A number of interfaith organizations operated in the country, including Faith Matters, the Inter Faith Network, and Interfaith Scotland. Various interfaith efforts took place throughout the year. In May Muslim leaders ran a full-page advertisement in The Daily Telegraph newspaper condemning anti-Semitism. Leaders of groups including Faith Matters, the Association of British Muslims, and Tell MAMA signed the advertisement. The advertisement read, “We understand that many in our country empathise with the Palestinians and their right to a sovereign state. However, we must be ever vigilant against those who cynically use international issues to vilify Jews or promote anti-Semitic tropes.” The Board of Deputies of British Jews praised the advertisement, tweeting, “Incredible solidarity…. Thank you. Together we will defeat the twin evils of anti-Semitism and anti-Muslim hate.” A week earlier, the Board of Deputies joined Tell MAMA in condemning Islamophobia following the release of its annual report.

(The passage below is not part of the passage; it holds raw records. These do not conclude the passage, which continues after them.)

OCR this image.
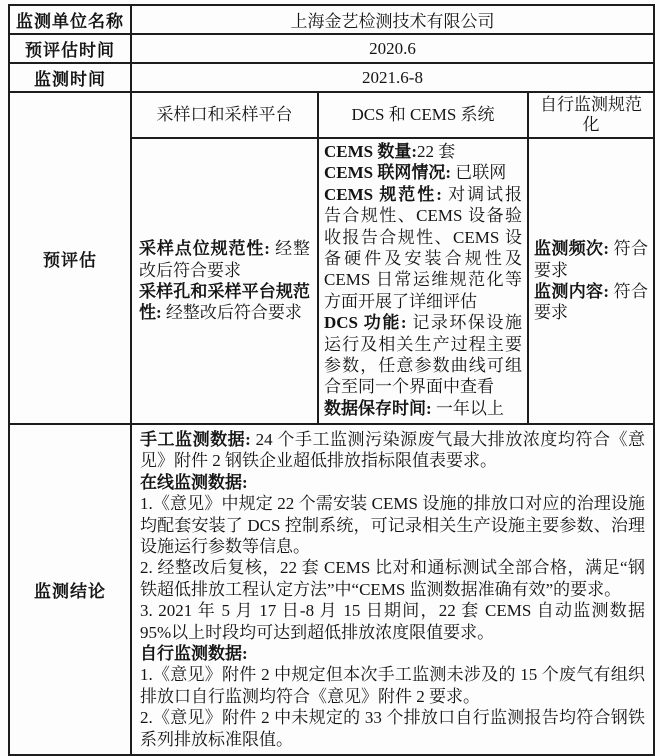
监测单位名称	上海金艺检测技术有限公司		
预评估时间	2020.6		
监测时间	2021.6-8		
预评估	采样口和采样平台	DCS 和 CEMS 系统	自行监测规范化

采样点位规范性: 经整改后符合要求
采样孔和采样平台规范性: 经整改后符合要求

CEMS 数量:22 套
CEMS 联网情况: 已联网
CEMS 规范性: 对调试报告合规性、CEMS 设备验收报告合规性、CEMS 设备硬件及安装合规性及 CEMS 日常运维规范化等方面开展了详细评估
DCS 功能: 记录环保设施运行及相关生产过程主要参数，任意参数曲线可组合至同一个界面中查看
数据保存时间: 一年以上

监测频次: 符合要求
监测内容: 符合要求

监测结论	
手工监测数据: 24 个手工监测污染源废气最大排放浓度均符合《意见》附件 2 钢铁企业超低排放指标限值表要求。
在线监测数据:
1.《意见》中规定 22 个需安装 CEMS 设施的排放口对应的治理设施均配套安装了 DCS 控制系统，可记录相关生产设施主要参数、治理设施运行参数等信息。
2. 经整改后复核，22 套 CEMS 比对和通标测试全部合格，满足“钢铁超低排放工程认定方法”中“CEMS 监测数据准确有效”的要求。
3. 2021 年 5 月 17 日-8 月 15 日期间，22 套 CEMS 自动监测数据 95%以上时段均可达到超低排放浓度限值要求。
自行监测数据:
1.《意见》附件 2 中规定但本次手工监测未涉及的 15 个废气有组织排放口自行监测均符合《意见》附件 2 要求。
2.《意见》附件 2 中未规定的 33 个排放口自行监测报告均符合钢铁系列排放标准限值。
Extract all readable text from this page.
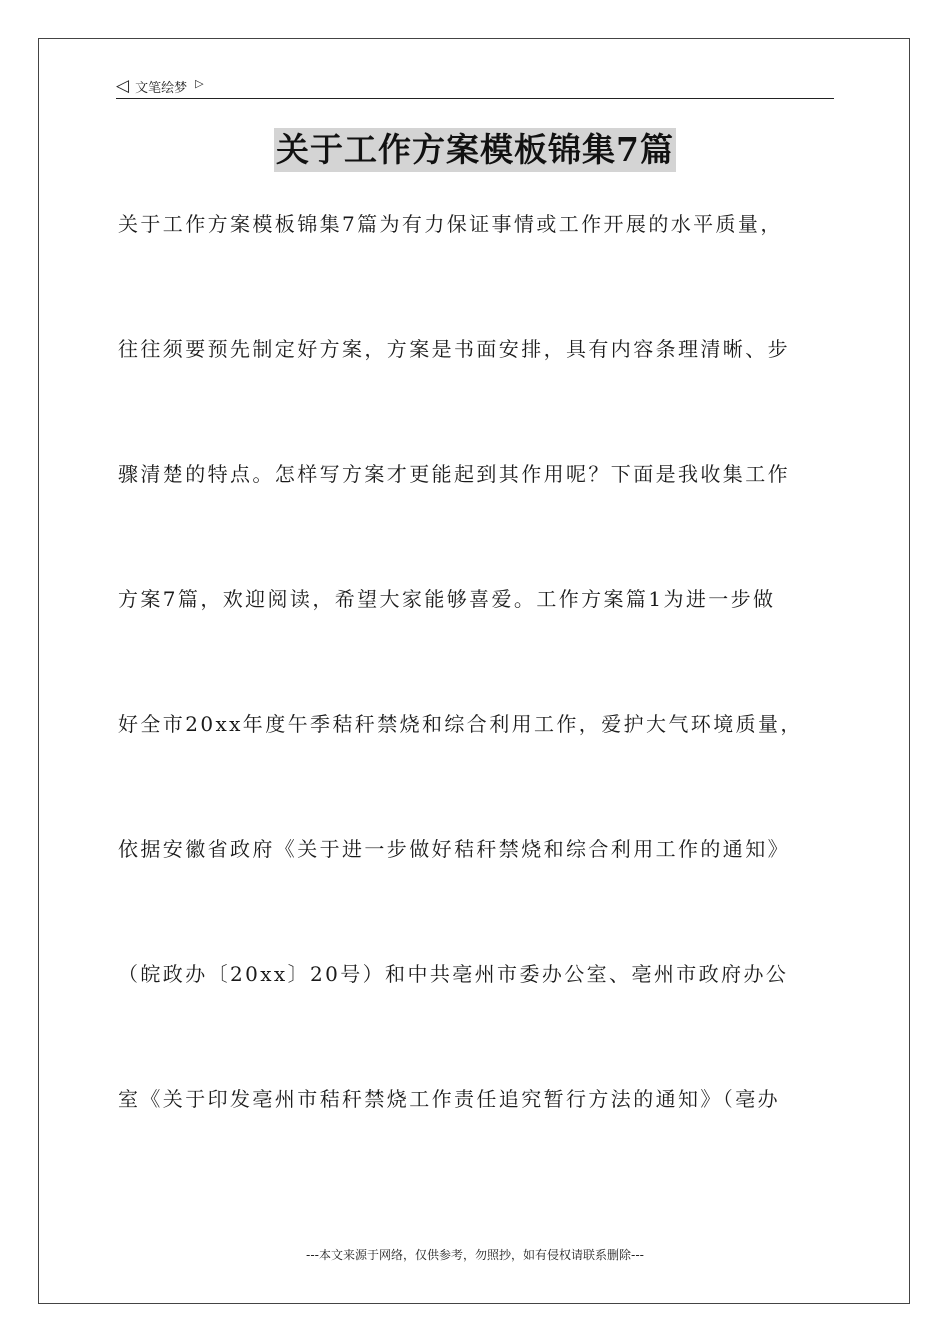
◁ 文笔绘梦 ▷
关于工作方案模板锦集7篇
关于工作方案模板锦集7篇为有力保证事情或工作开展的水平质量，
往往须要预先制定好方案，方案是书面安排，具有内容条理清晰、步
骤清楚的特点。怎样写方案才更能起到其作用呢？下面是我收集工作
方案7篇，欢迎阅读，希望大家能够喜爱。工作方案篇1为进一步做
好全市20xx年度午季秸秆禁烧和综合利用工作，爱护大气环境质量，
依据安徽省政府《关于进一步做好秸秆禁烧和综合利用工作的通知》
（皖政办〔20xx〕20号）和中共亳州市委办公室、亳州市政府办公
室《关于印发亳州市秸秆禁烧工作责任追究暂行方法的通知》（亳办
---本文来源于网络，仅供参考，勿照抄，如有侵权请联系删除---
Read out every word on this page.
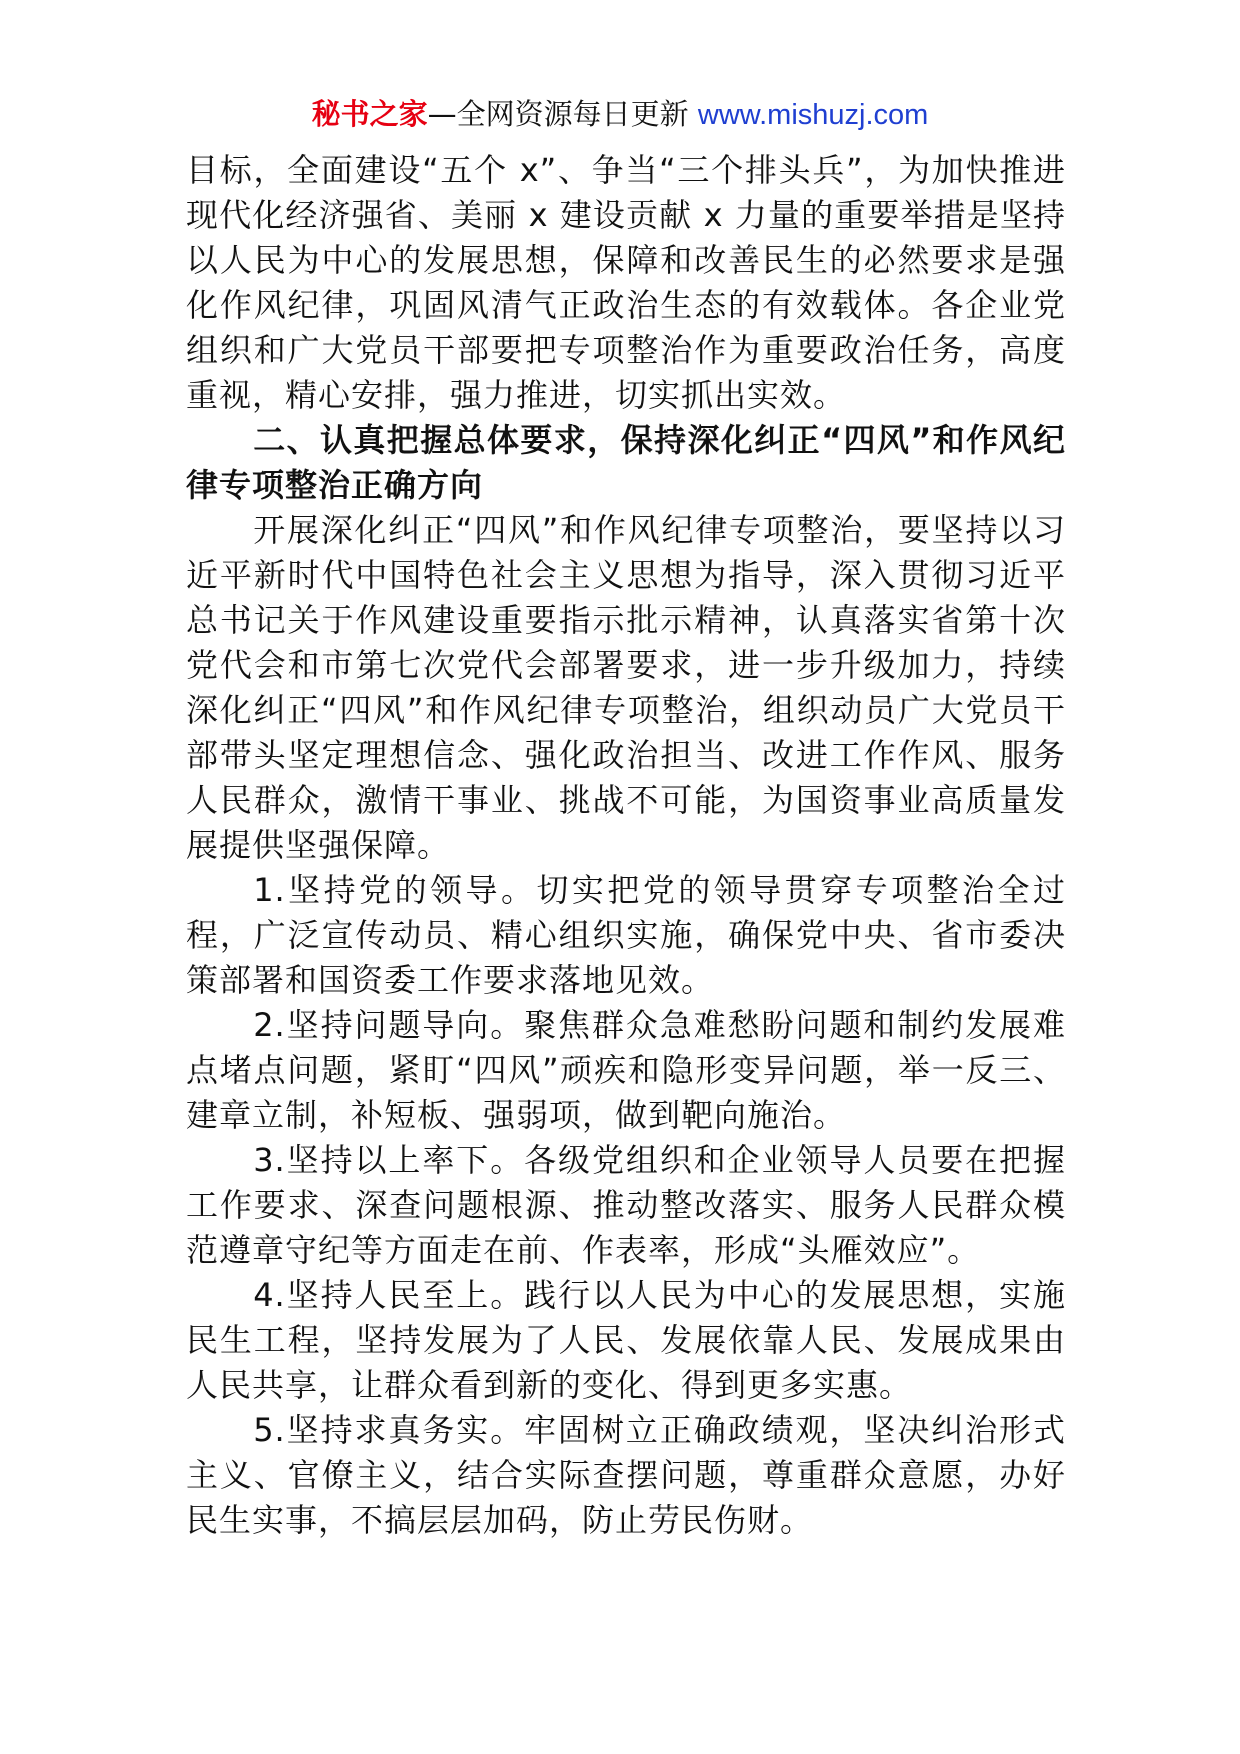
秘书之家—全网资源每日更新 www.mishuzj.com

目标，全面建设“五个 x”、争当“三个排头兵”，为加快推进现代化经济强省、美丽 x 建设贡献 x 力量的重要举措是坚持以人民为中心的发展思想，保障和改善民生的必然要求是强化作风纪律，巩固风清气正政治生态的有效载体。各企业党组织和广大党员干部要把专项整治作为重要政治任务，高度重视，精心安排，强力推进，切实抓出实效。

二、认真把握总体要求，保持深化纠正“四风”和作风纪律专项整治正确方向

开展深化纠正“四风”和作风纪律专项整治，要坚持以习近平新时代中国特色社会主义思想为指导，深入贯彻习近平总书记关于作风建设重要指示批示精神，认真落实省第十次党代会和市第七次党代会部署要求，进一步升级加力，持续深化纠正“四风”和作风纪律专项整治，组织动员广大党员干部带头坚定理想信念、强化政治担当、改进工作作风、服务人民群众，激情干事业、挑战不可能，为国资事业高质量发展提供坚强保障。

1.坚持党的领导。切实把党的领导贯穿专项整治全过程，广泛宣传动员、精心组织实施，确保党中央、省市委决策部署和国资委工作要求落地见效。

2.坚持问题导向。聚焦群众急难愁盼问题和制约发展难点堵点问题，紧盯“四风”顽疾和隐形变异问题，举一反三、建章立制，补短板、强弱项，做到靶向施治。

3.坚持以上率下。各级党组织和企业领导人员要在把握工作要求、深查问题根源、推动整改落实、服务人民群众模范遵章守纪等方面走在前、作表率，形成“头雁效应”。

4.坚持人民至上。践行以人民为中心的发展思想，实施民生工程，坚持发展为了人民、发展依靠人民、发展成果由人民共享，让群众看到新的变化、得到更多实惠。

5.坚持求真务实。牢固树立正确政绩观，坚决纠治形式主义、官僚主义，结合实际查摆问题，尊重群众意愿，办好民生实事，不搞层层加码，防止劳民伤财。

In March Interfaith Glasgow won third prize in the UN World Interfaith Harmony Week for its program, “Friendship, Dialogue, Cooperation: Exploring Crucial Elements of Interfaith Harmony.” The group promotes positive engagement between persons of different religious traditions in Scotland’s most religiously diverse city.
In July Christian, Muslim, and Jewish groups joined to launch the “21 for 21” interfaith collaboration. The project, in collaboration with three media outlets – The Jewish News, The Church Times, and Muslim TV – was termed a “search for 21 leaders for the 21st century.” Seven Christians, seven Jews, and seven Muslims were to be chosen from a range of nominees. Winners would be presented with prizes at a reception at Lambeth Palace, the official residence of the Archbishop of Canterbury.
In September local chapters of the Ahmadiyya Muslim Association and the Quakers in Peterborough in Cambridgeshire organized an interfaith conference.
In October the Anglican Diocese of Oxford extended an invitation to a Muslim scholar to preach at a Eucharist service. In response to criticism, a spokesperson for the Diocese of Oxford said the imam “is not the first person from another faith community to be invited to preach the University Sermon. His presence on Sunday reflects the strong commitment of the Church, university, and other faith communities to interfaith engagement.”
In November Interfaith Scotland celebrated Scottish Interfaith Week through a series of events and competitions, including a launch event focused on women of faith in the suffragette movement and creative competition targeted at school students and local communities.